PRIVACY FILTERS AND ODOMETERS FOR DEEP LEARNING - A simplified explanation of the abstract

This abstract first appeared for US patent application 18649594 titled 'PRIVACY FILTERS AND ODOMETERS FOR DEEP LEARNING

The patent application discusses devices, systems, and methods for improving phishing webpage content detection through the use of a nested privacy filter architecture and a privacy odometer.

  • Instantiating an odometer with a nested privacy filter architecture
  • Training a DL model with privacy filters of different sizes
  • Maintaining a running total of privacy loss budget consumed during training
  • Returning the size of the smallest privacy filter bigger than the total privacy loss budget consumed

Potential Applications: - Enhancing cybersecurity measures for detecting phishing websites - Improving privacy protection for users browsing the internet

Problems Solved: - Enhancing the detection of malicious phishing webpage content - Providing better privacy protection for internet users

Benefits: - Increased accuracy in detecting phishing websites - Enhanced privacy protection for users online

Commercial Applications: Title: Advanced Phishing Detection System This technology can be used by cybersecurity companies to enhance their phishing detection capabilities, providing a more secure browsing experience for users. Market implications include increased demand for advanced cybersecurity solutions.

Questions about Phishing Detection: 1. How does the nested privacy filter architecture improve phishing webpage content detection?

  - The nested privacy filter architecture allows for the training of a DL model with privacy filters of different sizes, enhancing the accuracy of phishing webpage content detection.

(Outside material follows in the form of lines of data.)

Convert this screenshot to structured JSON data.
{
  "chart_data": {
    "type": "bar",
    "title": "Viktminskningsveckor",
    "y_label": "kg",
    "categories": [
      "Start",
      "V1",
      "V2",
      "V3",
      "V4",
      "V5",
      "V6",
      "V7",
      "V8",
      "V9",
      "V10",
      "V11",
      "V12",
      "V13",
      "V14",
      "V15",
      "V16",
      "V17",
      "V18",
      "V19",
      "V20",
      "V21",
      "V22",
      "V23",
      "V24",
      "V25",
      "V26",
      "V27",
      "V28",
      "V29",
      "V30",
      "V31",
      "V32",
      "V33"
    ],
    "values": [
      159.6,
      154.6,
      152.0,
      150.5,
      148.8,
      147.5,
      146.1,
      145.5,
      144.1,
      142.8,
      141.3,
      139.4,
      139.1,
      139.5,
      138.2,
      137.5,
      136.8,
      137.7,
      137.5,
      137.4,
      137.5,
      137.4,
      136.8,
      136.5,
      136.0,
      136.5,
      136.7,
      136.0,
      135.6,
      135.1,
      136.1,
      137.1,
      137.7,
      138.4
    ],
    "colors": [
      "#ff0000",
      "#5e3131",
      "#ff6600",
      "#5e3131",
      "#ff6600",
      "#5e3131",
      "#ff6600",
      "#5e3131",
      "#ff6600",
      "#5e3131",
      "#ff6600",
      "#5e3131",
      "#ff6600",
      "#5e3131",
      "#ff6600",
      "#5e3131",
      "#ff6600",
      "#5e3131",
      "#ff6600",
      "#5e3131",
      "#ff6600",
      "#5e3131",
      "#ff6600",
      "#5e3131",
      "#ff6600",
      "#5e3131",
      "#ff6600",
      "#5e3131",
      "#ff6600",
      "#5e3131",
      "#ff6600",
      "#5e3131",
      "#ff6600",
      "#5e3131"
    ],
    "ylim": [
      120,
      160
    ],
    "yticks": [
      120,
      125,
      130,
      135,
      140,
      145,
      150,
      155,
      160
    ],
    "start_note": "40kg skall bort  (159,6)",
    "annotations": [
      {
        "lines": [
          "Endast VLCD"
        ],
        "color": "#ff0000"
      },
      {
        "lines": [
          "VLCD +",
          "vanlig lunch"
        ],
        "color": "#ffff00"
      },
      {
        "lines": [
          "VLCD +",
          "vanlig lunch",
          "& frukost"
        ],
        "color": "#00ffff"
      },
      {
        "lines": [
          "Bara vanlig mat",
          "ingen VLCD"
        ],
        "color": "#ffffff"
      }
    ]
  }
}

2. What are the potential benefits of using a privacy odometer in detecting phishing websites?

  - The privacy odometer helps maintain a running total of privacy loss budget consumed during training, providing a measure of privacy protection for users.


Original Abstract Submitted

Generally discussed herein are devices, systems, and methods for improving phishing webpage content detection. A method can include instantiating an odometer with a nested privacy filter architecture, the nested privacy filter including privacy filters of different, increasing sizes, training a DL model, maintaining, during training and by a privacy odometer that operates using the nested privacy filter, a running total of privacy loss budget consumed by the training, and responsive to a query for the total privacy loss budget consumed, returning, by the odometer, a size of a smallest privacy filter of the nested privacy filters that is bigger than the running total of the privacy loss budget.